Eventually the movie arrives at vague platitudes that can at best be described, to quote Jack Black in “High Fidelity,” as sentimental tacky crap, and are beyond disingenuous after the physical and emotional damage that has been wrought mere seconds before. There is a hot sauce called Satan’s Heinie and no awareness at all that these Midwesterners should be saying pop, not soda. There is an undercurrent of privilege, of people believing they deserve success while simultaneously proving that they don’t, capped off by the offensive notion of a magic solution to financial woes.
But maybe even worse than the flailing, broke couple set on fire and subjected to tacks and Legos and other forms of adolescent and adult torture, is the scene in which Max goes to a toy drive at a church, where items are being collected for children in need, and says, “Well, I’m definitely a child in need.” When told the toys are for kids who are less fortunate, he says, “I thought it was too good to be true,” only for Pam and Jeff’s son to eventually tell Max “Sounds like you deserve this [expensive water gun] as much as anybody.” Then a woman at the church takes the item from Max, thanking him for the donation, and he doesn’t correct her. But then she gives him the gun back when she mistakenly thinks his parents died two days ago.

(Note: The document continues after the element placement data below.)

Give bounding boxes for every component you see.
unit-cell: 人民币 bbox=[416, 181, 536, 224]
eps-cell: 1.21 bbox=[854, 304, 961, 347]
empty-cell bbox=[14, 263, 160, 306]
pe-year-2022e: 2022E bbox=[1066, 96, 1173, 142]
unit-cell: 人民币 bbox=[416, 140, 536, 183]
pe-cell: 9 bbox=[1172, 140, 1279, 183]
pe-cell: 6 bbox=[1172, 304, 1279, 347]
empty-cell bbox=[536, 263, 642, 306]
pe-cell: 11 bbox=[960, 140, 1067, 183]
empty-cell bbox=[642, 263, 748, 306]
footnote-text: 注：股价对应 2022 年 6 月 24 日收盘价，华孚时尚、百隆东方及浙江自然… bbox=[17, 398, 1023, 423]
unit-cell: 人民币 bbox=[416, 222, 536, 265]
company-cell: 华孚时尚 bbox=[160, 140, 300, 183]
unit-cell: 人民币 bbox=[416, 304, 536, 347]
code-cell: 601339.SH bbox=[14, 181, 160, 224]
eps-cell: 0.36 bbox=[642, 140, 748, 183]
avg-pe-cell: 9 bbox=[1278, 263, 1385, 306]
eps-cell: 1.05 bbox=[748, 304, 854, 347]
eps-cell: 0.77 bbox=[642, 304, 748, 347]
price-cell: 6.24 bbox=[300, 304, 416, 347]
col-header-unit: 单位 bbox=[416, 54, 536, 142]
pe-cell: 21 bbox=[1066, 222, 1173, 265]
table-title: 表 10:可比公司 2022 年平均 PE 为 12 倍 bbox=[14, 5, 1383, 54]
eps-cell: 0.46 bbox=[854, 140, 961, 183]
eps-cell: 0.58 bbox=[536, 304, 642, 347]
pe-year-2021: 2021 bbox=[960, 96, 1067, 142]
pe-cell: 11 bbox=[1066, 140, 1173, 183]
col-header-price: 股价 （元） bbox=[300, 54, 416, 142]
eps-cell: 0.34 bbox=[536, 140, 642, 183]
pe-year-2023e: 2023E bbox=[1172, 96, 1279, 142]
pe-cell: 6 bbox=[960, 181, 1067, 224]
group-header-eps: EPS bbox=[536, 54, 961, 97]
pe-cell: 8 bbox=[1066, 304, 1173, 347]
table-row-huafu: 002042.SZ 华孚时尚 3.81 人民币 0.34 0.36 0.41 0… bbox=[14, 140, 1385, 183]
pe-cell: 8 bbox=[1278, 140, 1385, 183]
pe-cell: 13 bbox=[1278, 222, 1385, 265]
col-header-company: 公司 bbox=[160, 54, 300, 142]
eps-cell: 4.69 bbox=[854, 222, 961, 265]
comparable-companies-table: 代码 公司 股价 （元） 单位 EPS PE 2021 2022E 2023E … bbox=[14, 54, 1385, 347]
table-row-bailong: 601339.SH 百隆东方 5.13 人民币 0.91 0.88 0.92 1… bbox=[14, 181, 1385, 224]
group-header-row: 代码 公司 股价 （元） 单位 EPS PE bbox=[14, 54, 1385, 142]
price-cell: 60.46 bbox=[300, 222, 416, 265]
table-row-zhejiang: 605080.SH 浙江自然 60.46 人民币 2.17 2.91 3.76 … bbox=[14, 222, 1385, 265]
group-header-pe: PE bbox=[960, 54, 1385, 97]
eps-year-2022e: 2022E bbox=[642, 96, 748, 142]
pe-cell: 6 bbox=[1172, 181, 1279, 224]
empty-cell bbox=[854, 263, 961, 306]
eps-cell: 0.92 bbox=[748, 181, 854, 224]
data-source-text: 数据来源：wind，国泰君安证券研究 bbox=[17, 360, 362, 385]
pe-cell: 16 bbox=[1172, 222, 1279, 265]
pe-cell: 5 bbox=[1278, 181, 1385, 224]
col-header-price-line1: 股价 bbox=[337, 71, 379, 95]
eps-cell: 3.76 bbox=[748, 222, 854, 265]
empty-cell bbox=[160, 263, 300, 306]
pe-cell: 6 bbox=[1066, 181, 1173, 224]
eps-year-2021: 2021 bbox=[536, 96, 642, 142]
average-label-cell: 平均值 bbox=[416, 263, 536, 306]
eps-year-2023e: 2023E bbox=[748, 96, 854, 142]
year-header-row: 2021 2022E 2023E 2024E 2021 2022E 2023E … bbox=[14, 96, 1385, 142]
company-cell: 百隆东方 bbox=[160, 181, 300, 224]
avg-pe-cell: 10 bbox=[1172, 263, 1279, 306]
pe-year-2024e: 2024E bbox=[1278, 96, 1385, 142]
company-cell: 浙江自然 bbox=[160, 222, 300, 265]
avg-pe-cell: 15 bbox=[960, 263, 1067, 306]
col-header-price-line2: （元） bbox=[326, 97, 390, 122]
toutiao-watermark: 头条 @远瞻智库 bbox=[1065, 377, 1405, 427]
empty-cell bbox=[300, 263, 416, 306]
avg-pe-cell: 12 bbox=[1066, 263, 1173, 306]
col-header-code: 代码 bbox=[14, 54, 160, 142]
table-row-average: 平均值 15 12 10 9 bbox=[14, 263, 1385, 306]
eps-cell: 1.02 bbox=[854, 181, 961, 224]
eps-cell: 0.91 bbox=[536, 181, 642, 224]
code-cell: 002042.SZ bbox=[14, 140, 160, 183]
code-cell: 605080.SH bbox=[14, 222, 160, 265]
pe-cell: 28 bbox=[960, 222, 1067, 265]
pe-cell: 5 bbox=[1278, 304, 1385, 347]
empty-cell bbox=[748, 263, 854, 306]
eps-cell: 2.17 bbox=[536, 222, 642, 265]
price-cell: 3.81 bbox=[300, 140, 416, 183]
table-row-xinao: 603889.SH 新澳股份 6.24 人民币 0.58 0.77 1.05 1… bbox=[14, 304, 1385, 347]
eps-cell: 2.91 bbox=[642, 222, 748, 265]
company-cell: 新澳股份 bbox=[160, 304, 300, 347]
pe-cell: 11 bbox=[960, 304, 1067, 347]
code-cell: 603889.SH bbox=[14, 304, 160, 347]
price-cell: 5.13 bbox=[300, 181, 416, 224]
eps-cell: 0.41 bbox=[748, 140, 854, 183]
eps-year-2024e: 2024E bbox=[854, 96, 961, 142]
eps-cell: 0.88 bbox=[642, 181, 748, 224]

It’s all a lead-up to when, having converted his house into an amateur battlefield with chilling success and detail, Max, powered by that hysterical misunderstanding about kidnapping and the super-soaker in his hands, holds the toy like a bloodthirsty ex-President and declares, “Locked and loaded.” Fittingly, “Home Sweet Home Alone” is like trying to capitalize on name recognition and winding up at Four Seasons Total Landscaping, but much, much less funny.